OBJECTIVE: To determine whether BNP can distinguish new-onset heart failure in patients with COPD or asthma presenting with dyspnea to the ED.

METHODS: The BNP Multinational Study was a seven-center prospective study of 1,586 adult patients presenting to the ED with acute dyspnea who had blinded BNP levels measured on arrival with a rapid, point-of-care device. This study evaluated the 417 patients with no previous history of heart failure and a history of asthma or COPD as a subgroup from the 1,586 adult patients in the BNP Multinational Study. The reference standard for CHF was adjudicated by two independent cardiologists, also blinded to BNP results, who reviewed all clinical data and standardized CHF scores.

RESULTS: A total of 417 subjects (mean age 62.2 years, 64.4% male) had a history of asthma or COPD without a history of CHF. Of these, 87/417 (20.9%, 95% CI = 17.1% to 25.1%) were found to have CHF as the final adjudicated diagnosis.

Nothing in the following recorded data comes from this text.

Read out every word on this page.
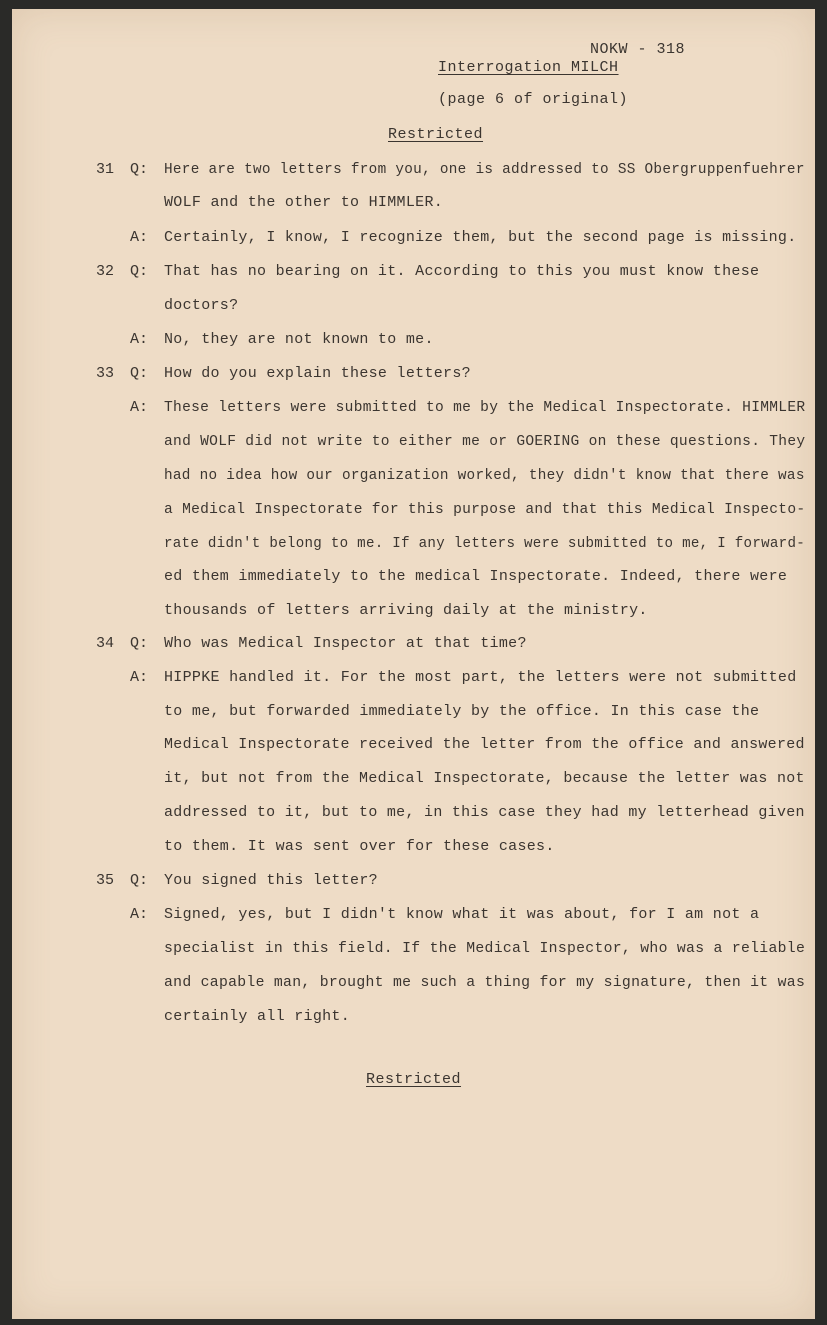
NOKW - 318
Interrogation MILCH
(page 6 of original)
Restricted
31 Q: Here are two letters from you, one is addressed to SS Obergruppenfuehrer
WOLF and the other to HIMMLER.
A: Certainly, I know, I recognize them, but the second page is missing.
32 Q: That has no bearing on it. According to this you must know these
doctors?
A: No, they are not known to me.
33 Q: How do you explain these letters?
A: These letters were submitted to me by the Medical Inspectorate. HIMMLER
and WOLF did not write to either me or GOERING on these questions. They
had no idea how our organization worked, they didn't know that there was
a Medical Inspectorate for this purpose and that this Medical Inspecto-
rate didn't belong to me. If any letters were submitted to me, I forward-
ed them immediately to the medical Inspectorate. Indeed, there were
thousands of letters arriving daily at the ministry.
34 Q: Who was Medical Inspector at that time?
A: HIPPKE handled it. For the most part, the letters were not submitted
to me, but forwarded immediately by the office. In this case the
Medical Inspectorate received the letter from the office and answered
it, but not from the Medical Inspectorate, because the letter was not
addressed to it, but to me, in this case they had my letterhead given
to them. It was sent over for these cases.
35 Q: You signed this letter?
A: Signed, yes, but I didn't know what it was about, for I am not a
specialist in this field. If the Medical Inspector, who was a reliable
and capable man, brought me such a thing for my signature, then it was
certainly all right.
Restricted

The emergency physicians identified a minority, 32/87 (36.8%), of these patients with CHF. The mean BNP values (+/- SD) were 587.0 +/- 426.4 and 108.8 +/- 221.3 pg/mL for those with and without CHF (p < 0.0001). At a cutpoint of 100 pg/mL, BNP had the following decision statistics: sensitivity 93.1%, specificity 77.3%, positive predictive value 51.9%, negative predictive value 97.7%, accuracy 80.6%, positive likelihood ratio 4.10, and negative likelihood ratio 0.09. If BNP would have been added to clinical judgment (high > or = 80% probability of CHF), at a cutpoint of 100 pg/mL, 83/87 (95.4%) of the CHF subjects would have been correctly diagnosed. Multivariate analysis found BNP to be the most important predictor of CHF (OR = 12.1, 95% CI = 5.4 to 27.0, p < 0.0001). In the 87 subjects found to have CHF, 39.0%, 22.2%, and 54.8% were taking angiotensin-converting enzyme inhibitors (ACEIs), beta-blockers (BBs), and diuretics on a chronic basis, respectively.

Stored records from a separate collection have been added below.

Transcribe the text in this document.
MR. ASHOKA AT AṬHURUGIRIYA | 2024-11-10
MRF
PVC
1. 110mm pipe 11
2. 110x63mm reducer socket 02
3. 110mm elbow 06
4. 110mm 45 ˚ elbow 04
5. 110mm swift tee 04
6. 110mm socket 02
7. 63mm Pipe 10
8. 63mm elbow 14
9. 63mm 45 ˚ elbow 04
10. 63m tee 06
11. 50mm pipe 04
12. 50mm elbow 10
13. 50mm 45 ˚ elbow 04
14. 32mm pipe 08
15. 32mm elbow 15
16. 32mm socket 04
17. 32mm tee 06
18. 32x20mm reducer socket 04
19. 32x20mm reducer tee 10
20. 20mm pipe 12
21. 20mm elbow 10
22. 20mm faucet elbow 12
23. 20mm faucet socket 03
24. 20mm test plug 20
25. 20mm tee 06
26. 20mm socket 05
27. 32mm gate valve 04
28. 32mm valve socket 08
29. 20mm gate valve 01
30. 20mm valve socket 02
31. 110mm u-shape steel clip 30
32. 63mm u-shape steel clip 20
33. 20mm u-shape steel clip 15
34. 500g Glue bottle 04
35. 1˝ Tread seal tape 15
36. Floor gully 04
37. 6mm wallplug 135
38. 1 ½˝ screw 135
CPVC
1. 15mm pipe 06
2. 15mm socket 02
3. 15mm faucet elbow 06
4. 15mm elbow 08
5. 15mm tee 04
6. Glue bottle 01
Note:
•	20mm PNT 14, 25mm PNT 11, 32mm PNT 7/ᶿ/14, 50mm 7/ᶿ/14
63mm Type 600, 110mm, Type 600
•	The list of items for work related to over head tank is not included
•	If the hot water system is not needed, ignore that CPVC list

CONCLUSIONS: The yield of adding routine BNP testing in patients with a history of asthma or COPD in picking up newly diagnosed CHF is approximately 20%. This group of patients presents a substantial therapeutic opportunity for the initiation and chronic administration of ACEI and BB therapy, as well as other CHF management strategies.